Jorge Vargas Cullell. 21 julio, 2016

¿Quién hubiese imaginado que hoy tendríamos un campamento de migrantes africanos en nuestra frontera norte? Centenares de gentes desesperadas cargando el hartazgo de un largo viaje preñado de abusos, y sin mayor esperanza de llegar próximamente a los Estados Unidos, su meta, languidecen, se enferman o mueren en tierra extraña en la que se habla lo que para ellos es un lenguaje incomprensible, mientras que otros escapan, esquivando el muro de los militares nicaragüenses, solo para caer presa de las redes criminales en cualesquiera de las fronteras que, salvado ese escollo inmediato, los separan de su santo grial.

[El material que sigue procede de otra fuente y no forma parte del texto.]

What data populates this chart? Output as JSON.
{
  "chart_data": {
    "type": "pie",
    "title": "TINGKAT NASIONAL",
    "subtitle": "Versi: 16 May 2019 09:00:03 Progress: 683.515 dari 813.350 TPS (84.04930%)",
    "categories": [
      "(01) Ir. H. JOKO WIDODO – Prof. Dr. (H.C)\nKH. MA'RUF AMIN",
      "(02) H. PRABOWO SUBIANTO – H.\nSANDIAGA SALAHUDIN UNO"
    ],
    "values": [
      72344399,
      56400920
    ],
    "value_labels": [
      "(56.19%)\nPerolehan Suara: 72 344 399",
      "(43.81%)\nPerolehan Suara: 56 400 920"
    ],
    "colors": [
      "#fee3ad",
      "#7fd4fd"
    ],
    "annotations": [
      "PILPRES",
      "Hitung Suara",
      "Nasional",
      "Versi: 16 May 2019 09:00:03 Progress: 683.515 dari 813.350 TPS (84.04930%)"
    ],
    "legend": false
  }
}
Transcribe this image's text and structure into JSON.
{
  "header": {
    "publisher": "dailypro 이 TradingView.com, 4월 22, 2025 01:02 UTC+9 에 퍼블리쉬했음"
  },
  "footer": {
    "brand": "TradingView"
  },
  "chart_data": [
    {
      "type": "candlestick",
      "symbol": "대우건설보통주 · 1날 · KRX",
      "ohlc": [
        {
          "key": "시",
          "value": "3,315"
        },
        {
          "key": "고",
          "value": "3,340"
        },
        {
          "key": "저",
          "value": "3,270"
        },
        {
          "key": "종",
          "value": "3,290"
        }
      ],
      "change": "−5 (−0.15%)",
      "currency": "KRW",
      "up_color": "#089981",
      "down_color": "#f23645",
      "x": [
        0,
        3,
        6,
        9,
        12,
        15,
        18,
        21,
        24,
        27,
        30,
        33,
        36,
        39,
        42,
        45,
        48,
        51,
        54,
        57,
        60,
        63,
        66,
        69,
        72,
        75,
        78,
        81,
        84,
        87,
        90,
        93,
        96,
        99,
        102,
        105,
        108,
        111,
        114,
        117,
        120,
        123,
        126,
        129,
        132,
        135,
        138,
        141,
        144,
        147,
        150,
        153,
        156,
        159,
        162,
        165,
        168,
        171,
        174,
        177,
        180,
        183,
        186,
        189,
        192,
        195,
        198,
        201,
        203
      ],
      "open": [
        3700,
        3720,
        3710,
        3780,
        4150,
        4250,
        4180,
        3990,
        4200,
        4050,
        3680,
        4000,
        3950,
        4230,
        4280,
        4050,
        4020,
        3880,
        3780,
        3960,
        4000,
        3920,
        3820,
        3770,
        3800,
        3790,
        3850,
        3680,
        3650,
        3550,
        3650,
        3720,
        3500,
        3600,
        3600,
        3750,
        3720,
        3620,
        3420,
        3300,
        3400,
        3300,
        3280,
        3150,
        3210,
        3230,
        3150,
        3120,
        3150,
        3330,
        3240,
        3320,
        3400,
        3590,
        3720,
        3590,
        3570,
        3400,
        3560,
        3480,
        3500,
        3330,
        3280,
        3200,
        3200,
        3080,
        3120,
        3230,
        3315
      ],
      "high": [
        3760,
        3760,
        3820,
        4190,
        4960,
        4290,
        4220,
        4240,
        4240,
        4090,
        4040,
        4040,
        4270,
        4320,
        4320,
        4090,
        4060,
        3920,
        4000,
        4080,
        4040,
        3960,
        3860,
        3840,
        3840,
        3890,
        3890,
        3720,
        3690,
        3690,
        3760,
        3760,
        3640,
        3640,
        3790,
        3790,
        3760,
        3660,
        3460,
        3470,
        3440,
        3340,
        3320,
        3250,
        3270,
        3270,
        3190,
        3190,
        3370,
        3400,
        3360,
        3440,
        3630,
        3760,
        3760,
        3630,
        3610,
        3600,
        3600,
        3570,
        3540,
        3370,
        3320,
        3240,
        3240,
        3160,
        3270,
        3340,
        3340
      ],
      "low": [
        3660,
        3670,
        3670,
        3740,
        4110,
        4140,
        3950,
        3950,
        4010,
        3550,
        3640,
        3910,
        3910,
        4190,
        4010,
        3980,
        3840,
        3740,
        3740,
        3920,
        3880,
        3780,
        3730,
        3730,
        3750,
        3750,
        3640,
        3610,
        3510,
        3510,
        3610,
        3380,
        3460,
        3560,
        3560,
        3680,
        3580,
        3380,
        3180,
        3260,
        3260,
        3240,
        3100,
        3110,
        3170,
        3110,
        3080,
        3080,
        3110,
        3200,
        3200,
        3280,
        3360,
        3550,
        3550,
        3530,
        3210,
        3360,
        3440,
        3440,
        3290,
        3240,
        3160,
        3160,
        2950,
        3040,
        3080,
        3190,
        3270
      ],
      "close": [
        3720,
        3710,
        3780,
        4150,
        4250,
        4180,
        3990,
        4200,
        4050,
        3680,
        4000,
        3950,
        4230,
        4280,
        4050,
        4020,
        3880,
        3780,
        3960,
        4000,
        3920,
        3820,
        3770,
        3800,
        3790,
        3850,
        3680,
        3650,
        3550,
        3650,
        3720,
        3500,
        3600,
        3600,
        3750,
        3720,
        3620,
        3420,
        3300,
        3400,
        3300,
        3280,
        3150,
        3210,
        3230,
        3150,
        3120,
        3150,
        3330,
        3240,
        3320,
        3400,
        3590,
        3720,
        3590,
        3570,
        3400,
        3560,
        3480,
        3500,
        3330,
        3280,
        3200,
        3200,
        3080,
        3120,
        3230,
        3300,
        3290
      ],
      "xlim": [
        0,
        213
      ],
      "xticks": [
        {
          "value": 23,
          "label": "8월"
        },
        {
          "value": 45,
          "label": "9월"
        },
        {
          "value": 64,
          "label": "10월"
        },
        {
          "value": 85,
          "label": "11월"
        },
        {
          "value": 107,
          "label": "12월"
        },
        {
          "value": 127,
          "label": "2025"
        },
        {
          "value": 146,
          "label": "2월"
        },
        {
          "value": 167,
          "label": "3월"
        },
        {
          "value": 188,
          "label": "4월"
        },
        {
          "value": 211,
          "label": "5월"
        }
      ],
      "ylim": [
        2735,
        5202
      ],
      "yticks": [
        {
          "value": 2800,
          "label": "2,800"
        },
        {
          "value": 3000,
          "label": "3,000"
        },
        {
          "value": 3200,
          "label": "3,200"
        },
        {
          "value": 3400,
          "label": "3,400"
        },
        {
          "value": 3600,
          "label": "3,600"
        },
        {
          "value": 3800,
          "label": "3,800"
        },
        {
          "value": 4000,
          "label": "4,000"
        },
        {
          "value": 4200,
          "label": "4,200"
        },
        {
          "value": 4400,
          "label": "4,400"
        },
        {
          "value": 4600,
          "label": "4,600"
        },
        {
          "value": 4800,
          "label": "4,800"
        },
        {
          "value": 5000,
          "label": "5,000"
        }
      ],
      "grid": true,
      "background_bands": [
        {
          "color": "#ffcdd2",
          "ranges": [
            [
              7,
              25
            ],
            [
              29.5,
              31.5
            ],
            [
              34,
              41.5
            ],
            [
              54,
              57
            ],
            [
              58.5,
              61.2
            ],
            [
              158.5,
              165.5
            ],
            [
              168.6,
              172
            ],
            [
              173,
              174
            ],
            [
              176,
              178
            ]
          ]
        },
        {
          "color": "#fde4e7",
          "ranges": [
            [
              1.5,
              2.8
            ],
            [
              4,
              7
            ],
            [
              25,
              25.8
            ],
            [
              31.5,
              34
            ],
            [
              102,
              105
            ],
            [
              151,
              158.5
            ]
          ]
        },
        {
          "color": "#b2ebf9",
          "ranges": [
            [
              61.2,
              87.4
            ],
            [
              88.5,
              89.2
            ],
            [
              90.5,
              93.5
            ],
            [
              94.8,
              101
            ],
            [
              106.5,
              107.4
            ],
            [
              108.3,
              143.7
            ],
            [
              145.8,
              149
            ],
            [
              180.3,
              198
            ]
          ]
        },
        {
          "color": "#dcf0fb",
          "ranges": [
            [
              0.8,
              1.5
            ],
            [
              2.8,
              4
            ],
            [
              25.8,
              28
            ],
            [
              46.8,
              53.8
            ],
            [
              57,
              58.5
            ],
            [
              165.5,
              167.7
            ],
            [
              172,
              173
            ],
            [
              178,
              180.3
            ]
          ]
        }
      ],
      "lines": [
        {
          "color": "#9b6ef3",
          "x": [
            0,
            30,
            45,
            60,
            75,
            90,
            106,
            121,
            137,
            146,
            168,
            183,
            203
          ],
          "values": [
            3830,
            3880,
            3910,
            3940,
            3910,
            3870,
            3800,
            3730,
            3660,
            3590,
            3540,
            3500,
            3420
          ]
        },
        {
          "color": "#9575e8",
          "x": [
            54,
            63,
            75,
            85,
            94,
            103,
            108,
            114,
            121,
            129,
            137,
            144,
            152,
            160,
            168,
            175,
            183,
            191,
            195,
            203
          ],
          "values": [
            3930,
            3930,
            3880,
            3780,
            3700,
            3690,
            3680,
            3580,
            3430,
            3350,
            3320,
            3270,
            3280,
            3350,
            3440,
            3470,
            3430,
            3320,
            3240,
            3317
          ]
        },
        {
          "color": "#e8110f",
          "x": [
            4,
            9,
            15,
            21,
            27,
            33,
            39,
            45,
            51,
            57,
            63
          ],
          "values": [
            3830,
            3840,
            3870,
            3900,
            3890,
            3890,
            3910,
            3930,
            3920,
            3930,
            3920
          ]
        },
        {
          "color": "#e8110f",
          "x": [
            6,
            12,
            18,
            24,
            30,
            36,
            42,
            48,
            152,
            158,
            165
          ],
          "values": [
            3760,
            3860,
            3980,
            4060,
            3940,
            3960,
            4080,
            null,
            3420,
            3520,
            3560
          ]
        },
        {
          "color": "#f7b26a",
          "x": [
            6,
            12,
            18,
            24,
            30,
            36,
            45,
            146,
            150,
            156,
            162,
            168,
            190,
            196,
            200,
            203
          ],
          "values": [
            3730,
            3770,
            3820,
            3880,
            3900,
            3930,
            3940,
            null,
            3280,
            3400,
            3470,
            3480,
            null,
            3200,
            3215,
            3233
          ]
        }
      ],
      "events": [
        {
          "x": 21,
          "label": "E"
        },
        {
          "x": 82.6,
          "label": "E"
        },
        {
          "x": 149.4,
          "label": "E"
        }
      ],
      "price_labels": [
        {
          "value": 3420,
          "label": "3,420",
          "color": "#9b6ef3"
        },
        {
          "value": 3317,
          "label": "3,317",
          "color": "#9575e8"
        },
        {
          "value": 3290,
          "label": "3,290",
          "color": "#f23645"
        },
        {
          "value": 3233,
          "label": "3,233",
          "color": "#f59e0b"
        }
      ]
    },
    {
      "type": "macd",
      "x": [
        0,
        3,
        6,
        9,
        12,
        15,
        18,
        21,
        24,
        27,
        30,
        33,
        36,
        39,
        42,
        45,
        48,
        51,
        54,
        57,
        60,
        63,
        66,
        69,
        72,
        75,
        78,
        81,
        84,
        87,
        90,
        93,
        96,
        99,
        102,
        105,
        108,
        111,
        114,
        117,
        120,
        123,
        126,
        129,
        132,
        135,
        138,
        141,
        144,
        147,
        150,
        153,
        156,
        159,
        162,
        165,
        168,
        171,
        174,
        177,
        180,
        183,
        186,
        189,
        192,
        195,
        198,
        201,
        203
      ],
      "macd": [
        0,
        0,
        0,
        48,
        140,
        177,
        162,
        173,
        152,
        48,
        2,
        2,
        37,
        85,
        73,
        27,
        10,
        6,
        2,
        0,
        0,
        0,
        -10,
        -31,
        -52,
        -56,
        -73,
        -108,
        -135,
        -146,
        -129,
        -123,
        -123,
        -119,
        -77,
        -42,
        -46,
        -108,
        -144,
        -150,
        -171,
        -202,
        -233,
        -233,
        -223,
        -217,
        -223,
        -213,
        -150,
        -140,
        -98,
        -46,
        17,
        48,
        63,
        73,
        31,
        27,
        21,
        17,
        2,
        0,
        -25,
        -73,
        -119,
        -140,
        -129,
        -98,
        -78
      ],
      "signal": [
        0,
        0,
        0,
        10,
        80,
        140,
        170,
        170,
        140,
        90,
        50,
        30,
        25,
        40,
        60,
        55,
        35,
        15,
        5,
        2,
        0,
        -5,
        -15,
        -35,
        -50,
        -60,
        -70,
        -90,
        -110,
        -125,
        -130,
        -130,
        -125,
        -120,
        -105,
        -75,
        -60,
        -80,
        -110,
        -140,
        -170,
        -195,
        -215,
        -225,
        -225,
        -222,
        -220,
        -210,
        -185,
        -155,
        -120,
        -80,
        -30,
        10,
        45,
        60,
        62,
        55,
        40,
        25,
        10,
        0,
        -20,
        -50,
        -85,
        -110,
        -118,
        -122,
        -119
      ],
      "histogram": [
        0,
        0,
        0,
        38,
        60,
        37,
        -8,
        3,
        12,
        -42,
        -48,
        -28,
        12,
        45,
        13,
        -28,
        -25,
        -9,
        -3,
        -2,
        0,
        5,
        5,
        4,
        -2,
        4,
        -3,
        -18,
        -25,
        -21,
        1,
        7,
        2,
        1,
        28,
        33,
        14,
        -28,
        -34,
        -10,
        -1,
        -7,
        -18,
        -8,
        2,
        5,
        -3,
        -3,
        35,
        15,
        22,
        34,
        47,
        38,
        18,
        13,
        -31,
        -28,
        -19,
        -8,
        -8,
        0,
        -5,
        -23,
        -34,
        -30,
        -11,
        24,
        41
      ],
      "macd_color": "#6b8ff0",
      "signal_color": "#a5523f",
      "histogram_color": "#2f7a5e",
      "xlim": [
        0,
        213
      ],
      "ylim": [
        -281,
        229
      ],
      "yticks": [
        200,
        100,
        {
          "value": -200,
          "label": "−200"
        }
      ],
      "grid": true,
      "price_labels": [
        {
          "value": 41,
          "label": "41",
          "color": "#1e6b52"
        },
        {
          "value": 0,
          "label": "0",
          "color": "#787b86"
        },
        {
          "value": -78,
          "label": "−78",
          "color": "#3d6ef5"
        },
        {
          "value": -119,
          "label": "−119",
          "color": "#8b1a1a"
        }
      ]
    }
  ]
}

¿Quién diría, pues, que Costa Rica estaría unida carnalmente a las remotas entrañas de África debido al desgarre humano? ¿Que cerrada Europa a la migración, por el doble muro de las policías y la xenofobia, este río de gentes tomaría la improbable ruta de saltar océanos? ¿Hasta dónde llega la desesperación y en qué lugar termina la codicia de las élites de sus países que condenan a tantos a la miseria?

Esta es la otra globalización, no ya de la tecnología o del capital, sino la de aquellos que hace medio siglo Franz Fanon denominó “los condenados de la tierra”. Es la globalización maldita, a la que medio mundo se opone, pero que se salta muros y fronteras lejanas.

Si ahora la desesperación de la pobreza empuja fuerte, imaginen las migraciones que se producirán cuando, por efecto del cambio climático, se desertifiquen áreas fértiles y se inunden llanuras hoy densamente pobladas.

En cierta medida, estas súbitas y masivas migraciones del presente, tan distintas a las que el mundo siempre conoció, nos anticipan el futuro. Me recuerdan, y no puedo evitarlo, a las poblaciones apátridas que Erick María Remarque describió en los años treinta, durante el período de entreguerras: expulsadas por los nazis de su país, ninguno otro los reconocía y vivían sin papeles y sin futuro hasta que a muchos sorprendió la guerra y murieron en campos de concentración. Es una evocación terrible, lo sé, pero no se me va de la mente.

Costa Rica, por su tradición democrática, debiera dar un trato humanitario a estos migrantes. Podemos no hacerlo, pero entonces nada nos distinguirá de esas sociedades que hoy demonizan a los débiles.

Somos sitio de paso, cierto, pero, mientras estén aquí, distingámonos por garantizar derechos y dignidades. Las instituciones públicas deben resolver su descoordinación e ineficiencia, pero nosotros, la ciudadanía, podemos hacer mucho más: ¿una campaña de solidaridad?